Difatti, le polemiche non sono mancate quando (con una delibera dell’ottobre 2017), la decisione di intitolare una via alla giornalista e scrittrice fiorentina è stata formalizzata.

“Not in my name”, recitava un triste e patetico striscione, esposto in segno di protesta. Ma “La forza della Ragione”, come titolava uno dei suoi libri più forti e segnanti, ha vinto. E da poche ore, la città di Varese può fregiarsi di questa controcorrente novità.

Controcorrente, sì. Perché nonostante la Fallaci sia stata profetica (specie riguardo all’inesorabile processo di declino della società occidentale), il suo nome ed i suoi testi sono assoluto tabù. Soprattutto gli ultimi, post 11 settembre, fanno tuttora rabbrividire i “buonisti radical chic, pro immigrazione e no borders”. Ma dando uno sguardo, anche fugace, al preoccupante status quo del nostro Paese, le parole di monito dell’Oriana, tuonano nelle orecchie: altro che “quella pazza della Fallaci”!

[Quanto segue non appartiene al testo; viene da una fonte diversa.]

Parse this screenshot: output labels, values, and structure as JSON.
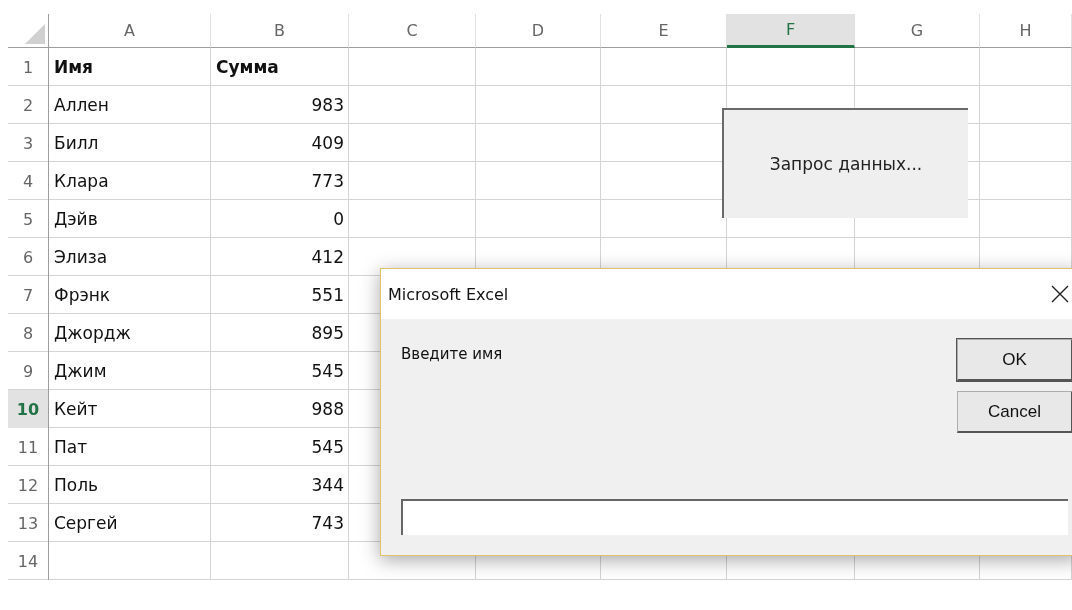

Ora, Varese lancia una lezione a tutta quell’Italia inetta e “smemorata”: celebrare la Fallaci, è meritato ricordo di una donna e giornalista straordinaria (la prima inviata speciale) e sana esaltazione dei nostri valori, oggi tanto denigrati.

Un plauso alla determinazione del Sindaco Andrea Tessarolo ed al Consigliere regionale Emanuele Monti, sempre presente, con quantità e qualità assolute, sul suo (e nostro) territorio.
Che Varese sia d’esempio: proprio come “quella pazza della Fallaci”.